Monday, July 10, 2006

Wedding Bells

My youngest son has recently announced that he is getting married. I am excited, apprehensive, and amazed by the turns his life is taking.

Aaron has been a single dad raising three kids on his own for quite a few years now. (The youngest, who is now six, was not quite two when their mom left the family.) Aaron did he best he could on his own, facing life struggles with varying degrees of success. As any single parent can tell you, balancing work and family and other obligations with no one there to back you up is a very tough job indeed.

This past January he re-met Stephanie, a woman he had liked when they were teenagers (they once got in trouble when they were fifteen for getting caught kissing behind the church when they were supposed to be in Sunday School!) But they grew up different ways, lost touch with each other, married other people, had families, went through messy divorces, and have both been struggling on their own for some time. Now they have come together again and are ready to blend their families. She has four children ages two to twelve - essentially one counterpart kid for each of Aaron's brood with an extra little girl thrown in as a bonus.

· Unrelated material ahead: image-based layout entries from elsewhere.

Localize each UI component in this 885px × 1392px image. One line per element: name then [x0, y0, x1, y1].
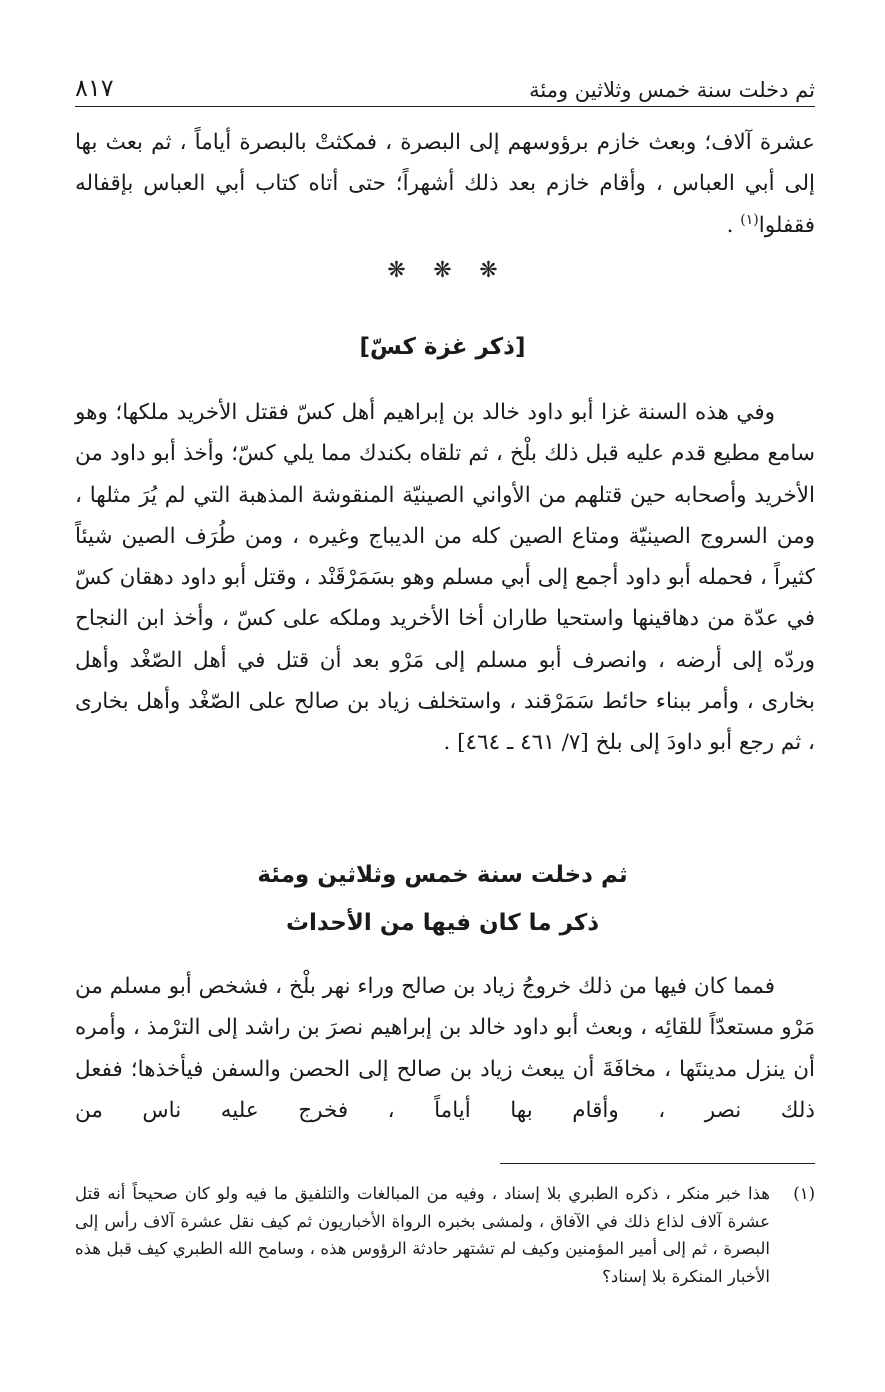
star-ornament-icon: ❋	[387, 258, 406, 283]
footnote-divider	[500, 1163, 815, 1164]
section-body	[75, 392, 815, 764]
footnote-reference: (١)	[740, 211, 759, 228]
footnote-text: هذا خبر منكر ، ذكره الطبري بلا إسناد ، وفيه من المبالغات والتلفيق ما فيه ولو كان صحيحاً أنه قتل عشرة آلاف لذاع ذلك في الآفاق ، ولمشى بخبره الرواة الأخباريون ثم كيف نقل عشرة آلاف رأس إلى البصرة ، ثم إلى أمير المؤمنين وكيف لم تشتهر حادثة الرؤوس هذه ، وسامح الله الطبري كيف قبل هذه الأخبار المنكرة بلا إسناد؟	[75, 1184, 770, 1286]
paragraph: فمما كان فيها من ذلك خروجُ زياد بن صالح وراء نهر بلْخ ، فشخص أبو مسلم من مَرْو مستعدّاً للقائِه ، وبعث أبو داود خالد بن إبراهيم نصرَ بن راشد إلى الترْمذ ، وأمره أن ينزل مدينتَها ، مخافَةَ أن يبعث زياد بن صالح إلى الحصن والسفن فيأخذها؛ ففعل ذلك نصر ، وأقام بها أياماً ، فخرج عليه ناس من	[75, 974, 815, 1123]
section-body	[75, 966, 815, 1131]
footnote-number: (١)	[793, 1184, 815, 1203]
paragraph: عشرة آلاف؛ وبعث خازم برؤوسهم إلى البصرة ، فمكثتْ بالبصرة أياماً ، ثم بعث بها إلى أبي العباس ، وأقام خازم بعد ذلك أشهراً؛ حتى أتاه كتاب أبي العباس بإقفاله فقفلوا$^{(١)}$ .	[75, 130, 815, 238]
running-title: ثم دخلت سنة خمس وثلاثين ومئة	[529, 78, 815, 102]
events-heading: ذكر ما كان فيها من الأحداث	[285, 910, 600, 936]
page-number: ٨١٧	[75, 74, 114, 102]
continuation-text	[75, 122, 815, 246]
footnote	[75, 1180, 815, 1290]
section-separator	[0, 258, 885, 283]
star-ornament-icon: ❋	[433, 258, 452, 283]
year-heading: ثم دخلت سنة خمس وثلاثين ومئة	[257, 862, 628, 888]
section-heading: [ذكر غزة كسّ]	[359, 334, 526, 360]
star-ornament-icon: ❋	[479, 258, 498, 283]
paragraph: وفي هذه السنة غزا أبو داود خالد بن إبراهيم أهل كسّ فقتل الأخريد ملكها؛ وهو سامع مطيع قدم عليه قبل ذلك بلْخ ، ثم تلقاه بكندك مما يلي كسّ؛ وأخذ أبو داود من الأخريد وأصحابه حين قتلهم من الأواني الصينيّة المنقوشة المذهبة التي لم يُرَ مثلها ، ومن السروج الصينيّة ومتاع الصين كله من الديباج وغيره ، ومن طُرَف الصين شيئاً كثيراً ، فحمله أبو داود أجمع إلى أبي مسلم وهو بسَمَرْقَنْد ، وقتل أبو داود دهقان كسّ في عدّة من دهاقينها واستحيا طاران أخا الأخريد وملكه على كسّ ، وأخذ ابن النجاح وردّه إلى أرضه ، وانصرف أبو مسلم إلى مَرْو بعد أن قتل في أهل الصّغْد وأهل بخارى ، وأمر ببناء حائط سَمَرْقند ، واستخلف زياد بن صالح على الصّغْد وأهل بخارى ، ثم رجع أبو داودَ إلى بلخ [٧/ ٤٦١ ـ ٤٦٤] .	[75, 400, 815, 756]
running-header	[75, 58, 815, 107]
footnotes	[75, 1180, 815, 1290]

Raising seven children on a struggling college student's part time work salary is not going to be easy. But Aaron never has worried about if something was easy or not. And eventually his schooling should pay off in a career that will take care of the whole tribe, if they can just get through a few lean years.

So come August I will be off to Michigan to meet this new brood of children and re-meet the girl who told me 15 years ago she wanted to marry my son.

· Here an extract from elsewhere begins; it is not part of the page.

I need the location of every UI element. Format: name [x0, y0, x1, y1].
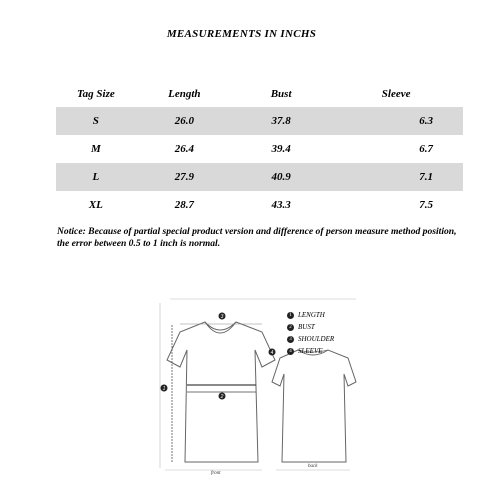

And as of the day of their wedding, I will become grandma figure to the whole bunch.

To celebrate this union Larry and I will take the entire clan to Michigan Adventure Amusement park and then we will stay at their house to babysit the wild brood for a week while Aaron & Stephanie take off for a honeymoon. I look forward to having time with them, but a whole week of 24/7 responsibility for this tribe of kids - half of whom we've never even met, has me more than a little intimidated! We are arranging out time off from our jobs so we'll have a few days of R & R to recuperate here when we return before heading back to work. I suspect we'll need it!

Moving Day

It seems half the college where I work is moving offices - I'm losing some space but gaining better temperature control which I suppose is an equitable trade off. I've got all my files boxed up and am trying to figure out what will go where.

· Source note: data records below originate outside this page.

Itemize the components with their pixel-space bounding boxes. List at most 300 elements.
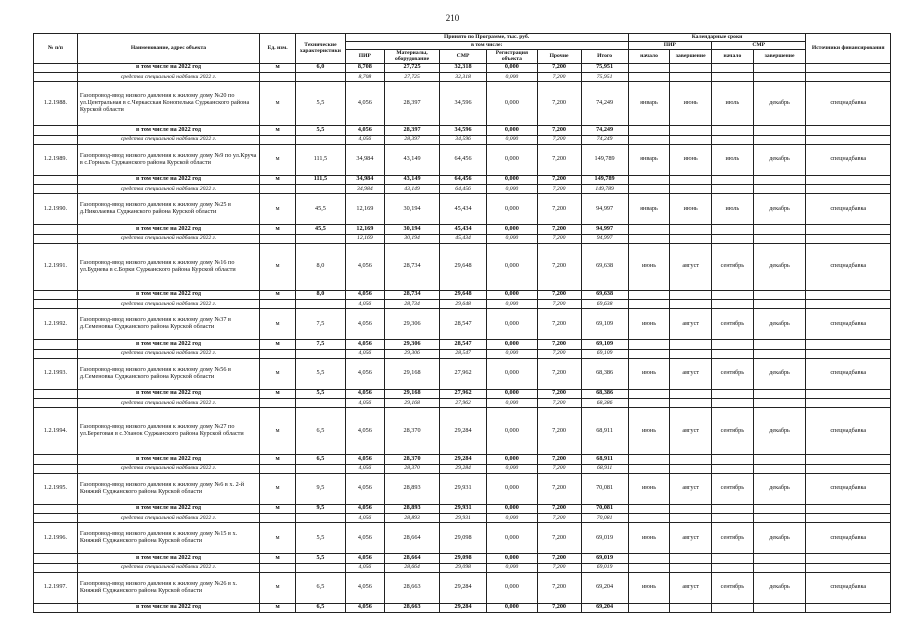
total-cell: 68,386 (581, 399, 628, 408)
tech-cell: 7,5 (296, 340, 345, 350)
special-funds-row (34, 73, 891, 82)
pir-cell: 4,056 (345, 473, 385, 504)
object-id: 1.2.1988. (34, 82, 78, 126)
reg-cell: 0,000 (487, 135, 537, 144)
subtotal-row (34, 554, 891, 564)
pir-cell: 4,056 (345, 340, 385, 350)
special-funds-row (34, 514, 891, 523)
smr-cell: 29,098 (439, 563, 486, 572)
other-cell: 7,200 (537, 399, 581, 408)
empty-cell (753, 563, 806, 572)
row-label: средства специальной надбавки 2022 г. (77, 234, 259, 243)
source-cell: спецнадбавка (806, 144, 891, 175)
reg-cell: 0,000 (487, 399, 537, 408)
smr-end-cell: декабрь (753, 473, 806, 504)
smr-cell: 29,284 (439, 464, 486, 473)
reg-cell: 0,000 (487, 63, 537, 73)
object-row (34, 408, 891, 455)
pir-start-cell: январь (628, 194, 670, 225)
empty-cell (806, 234, 891, 243)
special-funds-row (34, 135, 891, 144)
unit-cell: м (260, 572, 296, 603)
pir-end-cell: август (670, 523, 712, 554)
reg-cell: 0,000 (487, 194, 537, 225)
empty-cell (712, 225, 754, 235)
empty-cell (806, 504, 891, 514)
pir-cell: 4,056 (345, 243, 385, 290)
empty-cell (806, 340, 891, 350)
other-cell: 7,200 (537, 126, 581, 136)
pir-cell: 4,056 (345, 455, 385, 465)
empty-cell (712, 126, 754, 136)
other-cell: 7,200 (537, 300, 581, 309)
unit-cell (260, 135, 296, 144)
object-name: Газопровод-ввод низкого давления к жилому дому №20 по ул.Центральная в с.Черкасская Конопелька Суджанского района Курской области (77, 82, 259, 126)
empty-cell (628, 290, 670, 300)
tech-cell: 5,5 (296, 523, 345, 554)
empty-cell (712, 399, 754, 408)
smr-cell: 32,318 (439, 63, 486, 73)
unit-cell (260, 73, 296, 82)
total-cell: 69,019 (581, 563, 628, 572)
pir-cell: 4,056 (345, 464, 385, 473)
smr-end-cell: декабрь (753, 408, 806, 455)
unit-cell: м (260, 504, 296, 514)
pir-cell: 4,056 (345, 358, 385, 389)
total-cell: 69,204 (581, 603, 628, 613)
object-id: 1.2.1991. (34, 243, 78, 290)
header-materials: Материалы, оборудование (385, 50, 440, 64)
empty-cell (670, 514, 712, 523)
empty-cell (628, 340, 670, 350)
smr-end-cell: декабрь (753, 144, 806, 175)
pir-start-cell: июнь (628, 309, 670, 340)
pir-cell: 4,056 (345, 82, 385, 126)
smr-end-cell: декабрь (753, 523, 806, 554)
empty-cell (712, 603, 754, 613)
num-cell (34, 340, 78, 350)
tech-cell (296, 349, 345, 358)
empty-cell (670, 225, 712, 235)
subtotal-row (34, 455, 891, 465)
pir-start-cell: июнь (628, 408, 670, 455)
subtotal-row (34, 504, 891, 514)
header-pir: ПИР (345, 50, 385, 64)
mat-cell: 29,168 (385, 358, 440, 389)
unit-cell: м (260, 225, 296, 235)
empty-cell (753, 73, 806, 82)
reg-cell: 0,000 (487, 340, 537, 350)
header-smr: СМР (439, 50, 486, 64)
other-cell: 7,200 (537, 349, 581, 358)
total-cell: 70,081 (581, 504, 628, 514)
empty-cell (712, 63, 754, 73)
empty-cell (806, 73, 891, 82)
unit-cell: м (260, 340, 296, 350)
smr-cell: 29,931 (439, 473, 486, 504)
empty-cell (712, 135, 754, 144)
row-label: в том числе на 2022 год (77, 554, 259, 564)
subtotal-row (34, 340, 891, 350)
empty-cell (628, 349, 670, 358)
pir-cell: 4,056 (345, 523, 385, 554)
total-cell: 69,019 (581, 523, 628, 554)
unit-cell (260, 349, 296, 358)
smr-start-cell: сентябрь (712, 572, 754, 603)
pir-start-cell: июнь (628, 473, 670, 504)
reg-cell: 0,000 (487, 563, 537, 572)
tech-cell: 8,0 (296, 243, 345, 290)
total-cell: 70,081 (581, 514, 628, 523)
smr-cell: 28,547 (439, 349, 486, 358)
empty-cell (670, 300, 712, 309)
tech-cell: 5,5 (296, 554, 345, 564)
pir-start-cell: июнь (628, 243, 670, 290)
other-cell: 7,200 (537, 572, 581, 603)
pir-cell: 8,708 (345, 73, 385, 82)
smr-cell: 34,596 (439, 126, 486, 136)
empty-cell (712, 290, 754, 300)
pir-cell: 12,169 (345, 234, 385, 243)
mat-cell: 28,664 (385, 554, 440, 564)
smr-start-cell: сентябрь (712, 473, 754, 504)
pir-end-cell: июнь (670, 194, 712, 225)
row-label: в том числе на 2022 год (77, 225, 259, 235)
empty-cell (806, 464, 891, 473)
other-cell: 7,200 (537, 340, 581, 350)
empty-cell (753, 464, 806, 473)
empty-cell (628, 73, 670, 82)
tech-cell: 111,5 (296, 175, 345, 185)
total-cell: 68,911 (581, 464, 628, 473)
total-cell: 69,109 (581, 349, 628, 358)
pir-end-cell: июнь (670, 82, 712, 126)
num-cell (34, 603, 78, 613)
reg-cell: 0,000 (487, 473, 537, 504)
object-name: Газопровод-ввод низкого давления к жилому дому №25 в д.Николаевка Суджанского района Курской области (77, 194, 259, 225)
tech-cell: 5,5 (296, 358, 345, 389)
special-funds-row (34, 185, 891, 194)
subtotal-row (34, 126, 891, 136)
pir-cell: 4,056 (345, 554, 385, 564)
mat-cell: 28,734 (385, 300, 440, 309)
empty-cell (806, 563, 891, 572)
empty-cell (806, 514, 891, 523)
other-cell: 7,200 (537, 290, 581, 300)
other-cell: 7,200 (537, 554, 581, 564)
reg-cell: 0,000 (487, 185, 537, 194)
mat-cell: 30,194 (385, 234, 440, 243)
empty-cell (628, 399, 670, 408)
row-label: в том числе на 2022 год (77, 63, 259, 73)
pir-end-cell: август (670, 473, 712, 504)
tech-cell: 6,5 (296, 572, 345, 603)
empty-cell (753, 234, 806, 243)
empty-cell (670, 389, 712, 399)
pir-end-cell: август (670, 309, 712, 340)
empty-cell (753, 225, 806, 235)
object-row (34, 358, 891, 389)
num-cell (34, 63, 78, 73)
object-row (34, 309, 891, 340)
total-cell: 69,204 (581, 572, 628, 603)
empty-cell (628, 225, 670, 235)
empty-cell (628, 126, 670, 136)
mat-cell: 27,725 (385, 73, 440, 82)
num-cell (34, 563, 78, 572)
subtotal-row (34, 63, 891, 73)
tech-cell: 6,0 (296, 63, 345, 73)
reg-cell: 0,000 (487, 126, 537, 136)
empty-cell (628, 135, 670, 144)
header-smr-end: завершение (753, 50, 806, 64)
header-pir-end: завершение (670, 50, 712, 64)
mat-cell: 29,306 (385, 349, 440, 358)
total-cell: 75,951 (581, 63, 628, 73)
empty-cell (670, 455, 712, 465)
smr-cell: 29,284 (439, 455, 486, 465)
header-funding-group: Принято по Программе, тыс. руб. (345, 34, 628, 42)
reg-cell: 0,000 (487, 464, 537, 473)
smr-cell: 45,434 (439, 234, 486, 243)
empty-cell (628, 185, 670, 194)
empty-cell (712, 514, 754, 523)
header-other: Прочие (537, 50, 581, 64)
other-cell: 7,200 (537, 185, 581, 194)
mat-cell: 30,194 (385, 225, 440, 235)
smr-start-cell: июль (712, 144, 754, 175)
object-row (34, 243, 891, 290)
mat-cell: 43,149 (385, 185, 440, 194)
header-registration: Регистрация объекта (487, 50, 537, 64)
mat-cell: 28,893 (385, 504, 440, 514)
row-label: средства специальной надбавки 2022 г. (77, 464, 259, 473)
row-label: средства специальной надбавки 2022 г. (77, 185, 259, 194)
empty-cell (806, 554, 891, 564)
page-number: 210 (445, 13, 460, 23)
pir-cell: 12,169 (345, 194, 385, 225)
empty-cell (628, 175, 670, 185)
tech-cell (296, 300, 345, 309)
num-cell (34, 389, 78, 399)
pir-cell: 4,056 (345, 349, 385, 358)
num-cell (34, 300, 78, 309)
other-cell: 7,200 (537, 63, 581, 73)
special-funds-row (34, 399, 891, 408)
reg-cell: 0,000 (487, 234, 537, 243)
smr-cell: 29,098 (439, 523, 486, 554)
empty-cell (806, 175, 891, 185)
row-label: в том числе на 2022 год (77, 290, 259, 300)
unit-cell: м (260, 309, 296, 340)
empty-cell (806, 225, 891, 235)
subtotal-row (34, 290, 891, 300)
empty-cell (628, 234, 670, 243)
empty-cell (712, 554, 754, 564)
unit-cell: м (260, 63, 296, 73)
total-cell: 70,081 (581, 473, 628, 504)
pir-cell: 4,056 (345, 300, 385, 309)
empty-cell (670, 464, 712, 473)
subtotal-row (34, 603, 891, 613)
row-label: средства специальной надбавки 2022 г. (77, 399, 259, 408)
tech-cell: 8,0 (296, 290, 345, 300)
unit-cell (260, 514, 296, 523)
header-smr-start: начало (712, 50, 754, 64)
header-unit: Ед. изм. (260, 34, 296, 64)
unit-cell: м (260, 175, 296, 185)
object-name: Газопровод-ввод низкого давления к жилому дому №26 в х. Княжий Суджанского района Курской области (77, 572, 259, 603)
empty-cell (712, 234, 754, 243)
object-row (34, 572, 891, 603)
empty-cell (628, 514, 670, 523)
row-label: средства специальной надбавки 2022 г. (77, 563, 259, 572)
smr-cell: 28,547 (439, 340, 486, 350)
tech-cell: 6,5 (296, 603, 345, 613)
reg-cell: 0,000 (487, 603, 537, 613)
reg-cell: 0,000 (487, 572, 537, 603)
unit-cell (260, 185, 296, 194)
pir-end-cell: июнь (670, 144, 712, 175)
num-cell (34, 455, 78, 465)
num-cell (34, 175, 78, 185)
empty-cell (670, 603, 712, 613)
tech-cell: 7,5 (296, 309, 345, 340)
reg-cell: 0,000 (487, 290, 537, 300)
total-cell: 74,249 (581, 82, 628, 126)
header-schedule-group: Календарные сроки (628, 34, 806, 42)
empty-cell (628, 504, 670, 514)
smr-cell: 29,931 (439, 504, 486, 514)
smr-cell: 29,284 (439, 408, 486, 455)
other-cell: 7,200 (537, 243, 581, 290)
reg-cell: 0,000 (487, 82, 537, 126)
unit-cell: м (260, 126, 296, 136)
object-name: Газопровод-ввод низкого давления к жилому дому №16 по ул.Буднева в с.Борки Суджанского района Курской области (77, 243, 259, 290)
empty-cell (753, 185, 806, 194)
empty-cell (806, 399, 891, 408)
pir-end-cell: август (670, 572, 712, 603)
pir-start-cell: январь (628, 82, 670, 126)
empty-cell (712, 185, 754, 194)
object-name: Газопровод-ввод низкого давления к жилому дому №37 в д.Семеновка Суджанского района Курской области (77, 309, 259, 340)
row-label: средства специальной надбавки 2022 г. (77, 73, 259, 82)
total-cell: 94,997 (581, 234, 628, 243)
total-cell: 149,789 (581, 144, 628, 175)
smr-start-cell: июль (712, 194, 754, 225)
mat-cell: 28,893 (385, 514, 440, 523)
object-name: Газопровод-ввод низкого давления к жилому дому №15 в х. Княжий Суджанского района Курской области (77, 523, 259, 554)
unit-cell (260, 563, 296, 572)
smr-cell: 29,648 (439, 290, 486, 300)
header-sched-pir: ПИР (628, 42, 711, 50)
reg-cell: 0,000 (487, 144, 537, 175)
other-cell: 7,200 (537, 225, 581, 235)
reg-cell: 0,000 (487, 73, 537, 82)
mat-cell: 28,397 (385, 126, 440, 136)
object-id: 1.2.1989. (34, 144, 78, 175)
other-cell: 7,200 (537, 563, 581, 572)
empty-cell (670, 554, 712, 564)
reg-cell: 0,000 (487, 175, 537, 185)
pir-cell: 4,056 (345, 126, 385, 136)
object-row (34, 473, 891, 504)
empty-cell (753, 175, 806, 185)
smr-cell: 29,648 (439, 300, 486, 309)
row-label: средства специальной надбавки 2022 г. (77, 300, 259, 309)
row-label: в том числе на 2022 год (77, 175, 259, 185)
unit-cell (260, 399, 296, 408)
total-cell: 69,109 (581, 340, 628, 350)
empty-cell (806, 126, 891, 136)
empty-cell (670, 175, 712, 185)
total-cell: 94,997 (581, 194, 628, 225)
empty-cell (753, 349, 806, 358)
reg-cell: 0,000 (487, 408, 537, 455)
total-cell: 69,019 (581, 554, 628, 564)
empty-cell (670, 340, 712, 350)
empty-cell (753, 290, 806, 300)
reg-cell: 0,000 (487, 455, 537, 465)
reg-cell: 0,000 (487, 309, 537, 340)
unit-cell: м (260, 603, 296, 613)
program-table (33, 33, 891, 613)
mat-cell: 28,663 (385, 572, 440, 603)
smr-cell: 34,596 (439, 82, 486, 126)
pir-cell: 8,708 (345, 63, 385, 73)
empty-cell (806, 290, 891, 300)
empty-cell (806, 135, 891, 144)
num-cell (34, 185, 78, 194)
object-id: 1.2.1992. (34, 309, 78, 340)
empty-cell (712, 389, 754, 399)
empty-cell (670, 563, 712, 572)
unit-cell: м (260, 82, 296, 126)
row-label: средства специальной надбавки 2022 г. (77, 514, 259, 523)
unit-cell: м (260, 144, 296, 175)
source-cell: спецнадбавка (806, 572, 891, 603)
smr-cell: 27,962 (439, 358, 486, 389)
num-cell (34, 464, 78, 473)
other-cell: 7,200 (537, 389, 581, 399)
num-cell (34, 399, 78, 408)
source-cell: спецнадбавка (806, 309, 891, 340)
source-cell: спецнадбавка (806, 243, 891, 290)
empty-cell (628, 300, 670, 309)
unit-cell (260, 300, 296, 309)
table-body (34, 63, 891, 613)
header-source: Источники финансирования (806, 34, 891, 64)
table-header (34, 34, 891, 64)
total-cell: 74,249 (581, 135, 628, 144)
unit-cell: м (260, 523, 296, 554)
empty-cell (628, 554, 670, 564)
empty-cell (753, 300, 806, 309)
empty-cell (806, 349, 891, 358)
smr-start-cell: сентябрь (712, 243, 754, 290)
total-cell: 69,638 (581, 300, 628, 309)
other-cell: 7,200 (537, 234, 581, 243)
object-row (34, 82, 891, 126)
empty-cell (806, 603, 891, 613)
total-cell: 69,109 (581, 309, 628, 340)
special-funds-row (34, 349, 891, 358)
mat-cell: 30,194 (385, 194, 440, 225)
unit-cell: м (260, 194, 296, 225)
other-cell: 7,200 (537, 194, 581, 225)
pir-start-cell: июнь (628, 358, 670, 389)
tech-cell (296, 135, 345, 144)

I've talked to a couple folks who have worked here long term and they warn me the college does this just about every summer - some say that's the only way they can get faculty to clean out their offices. I don't mind the move just so long as nobody expects me to be able to actually get anything DONE for othe next day or so. It's a friendly chaos here as we share hand trucks and tape, encouraging one another through the transition.

Saturday, July 08, 2006

Caledonia Games

This weekend is the annual Caledonia Games festival in Athena. Larry and I went down to the park for a while to listen to the bagpipe players, watch some of the dance competitions, amble around through the clan tent displays and watch the sheep dog trials. And of course we saw many a kilt of one style or another worn over many a knobby knee. It was a fun diversion for a couple hours.

I was pondering the whole "Clan" phenomena as we saw people proudly displaying their specific tartans and insignias. What is it about this that can give a pipe fitter in Ohio or a wheat farmer in Oregon so much of a sense of connection and belonging?

All in all it was a fun celebration - the big event for the year for our sleepy little town.